Now, we can write t in terms of x as:
$\Rightarrow t=\dfrac{3-x}{2}$
$\because -2\le t\le 3$
Substituting the value of t in terms of x we get,
$\Rightarrow -2\le \dfrac{3-x}{2}\le 3$
Multiplying all the terms with 2 we get,
$\begin{align}
  & \Rightarrow -4\le 3-x\le 6 \\
 & \Rightarrow -7\le -x\le 3 \\
\end{align}$
Multiplying all the terms with -1 and changing the direction of inequality because we are multiplying them with a negative number, we get,
$\begin{align}
 & \Rightarrow -3\le x\le 7 \\
\end{align}$
Hence, the range of values of x is $\left[ -3,7 \right]$.
(2) Now, let us consider $y=2+3t$.
We can write t in terms of y as:
$\Rightarrow t=\dfrac{y-2}{3}$
$\because -2\le t\le 3$
Substituting the value of t in terms of y we get,
$\Rightarrow -2\le \dfrac{y-2}{3}\le 3$
Multiplying all the terms with 3 we get,\[\]
$\begin{align}
  & \Rightarrow -6\le y-2\le 9 \\
 & \because -4\le y\le 11 \\
\end{align}$

Hence, the range of values of y is $\left[ -4,11 \right]$.

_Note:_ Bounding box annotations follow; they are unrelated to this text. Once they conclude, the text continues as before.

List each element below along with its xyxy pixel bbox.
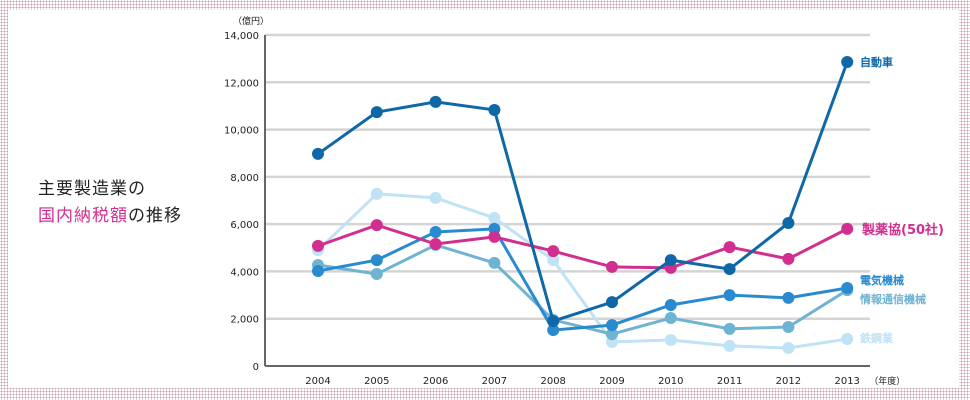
data-point (370, 187, 383, 200)
data-point (488, 230, 501, 243)
data-point (723, 241, 736, 254)
series-label: 鉄鋼業 (860, 331, 894, 345)
data-point (429, 191, 442, 204)
series-label: 自動車 (860, 55, 893, 69)
x-axis-unit: （年度） (869, 375, 905, 387)
x-tick-label: 2010 (658, 376, 683, 387)
data-point (723, 289, 736, 302)
data-point (370, 106, 383, 119)
data-point (606, 260, 618, 273)
data-point (312, 264, 324, 277)
data-point (370, 254, 383, 267)
title-line1: 主要製造業の (38, 179, 146, 199)
y-tick-label: 14,000 (224, 31, 259, 42)
series-line (317, 223, 848, 270)
data-point (841, 222, 854, 235)
data-point (782, 252, 795, 265)
y-tick-label: 12,000 (224, 78, 259, 89)
x-tick-label: 2004 (305, 376, 330, 387)
data-point (547, 315, 560, 328)
data-point (370, 219, 383, 232)
chart-title: 主要製造業の 国内納税額の推移 (38, 176, 182, 230)
data-point (782, 342, 795, 355)
series-line (317, 61, 849, 323)
data-point (606, 328, 618, 341)
x-tick-label: 2008 (540, 376, 565, 387)
chart-card (8, 10, 959, 388)
data-point (841, 281, 854, 294)
x-tick-label: 2005 (364, 376, 389, 387)
x-tick-label: 2009 (599, 376, 624, 387)
series-line (316, 192, 848, 350)
data-point (312, 147, 324, 160)
data-point (664, 333, 677, 346)
y-tick-label: 2,000 (230, 315, 259, 326)
data-point (723, 339, 736, 352)
data-point (841, 333, 854, 346)
title-rest: の推移 (128, 206, 182, 226)
y-tick-label: 8,000 (230, 173, 259, 184)
data-point (606, 296, 618, 309)
x-tick-label: 2006 (423, 376, 448, 387)
data-point (664, 254, 677, 267)
data-point (664, 312, 677, 325)
data-point (723, 322, 736, 335)
data-point (429, 238, 442, 251)
data-point (782, 291, 795, 304)
data-point (429, 95, 442, 108)
x-tick-label: 2007 (482, 376, 507, 387)
y-axis-unit: （億円） (233, 15, 269, 27)
y-tick-label: 6,000 (230, 220, 259, 231)
x-tick-label: 2012 (776, 376, 801, 387)
data-point (312, 239, 324, 252)
series-label: 情報通信機械 (860, 292, 926, 306)
data-point (841, 55, 854, 68)
data-point (429, 225, 442, 238)
y-tick-label: 0 (253, 362, 259, 373)
data-point (782, 216, 795, 229)
y-tick-label: 10,000 (224, 126, 259, 137)
series-label: 製薬協(50社) (861, 222, 944, 238)
x-tick-label: 2013 (834, 376, 859, 387)
data-point (547, 324, 560, 337)
data-point (488, 103, 501, 116)
y-tick-label: 4,000 (230, 267, 259, 278)
data-point (488, 211, 501, 224)
data-point (370, 268, 383, 281)
series-label: 電気機械 (860, 273, 904, 287)
data-point (664, 299, 677, 312)
title-highlight: 国内納税額 (38, 206, 128, 226)
data-point (547, 245, 560, 258)
x-tick-label: 2011 (717, 376, 742, 387)
data-point (547, 254, 560, 267)
data-point (723, 263, 736, 276)
series-line (317, 227, 848, 332)
data-point (782, 320, 795, 333)
data-point (488, 256, 501, 269)
data-point (606, 319, 618, 332)
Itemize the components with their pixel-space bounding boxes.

Note: You must remember the definition of domain and range for a parametric equation. In the above you cannot write the set of x values as the domain and the set of y values as the range because here we don’t have the function $y=f\left( x \right)$ but the values of x and y depend on a third variable t. So, the domain of this given function will be the set of values of t.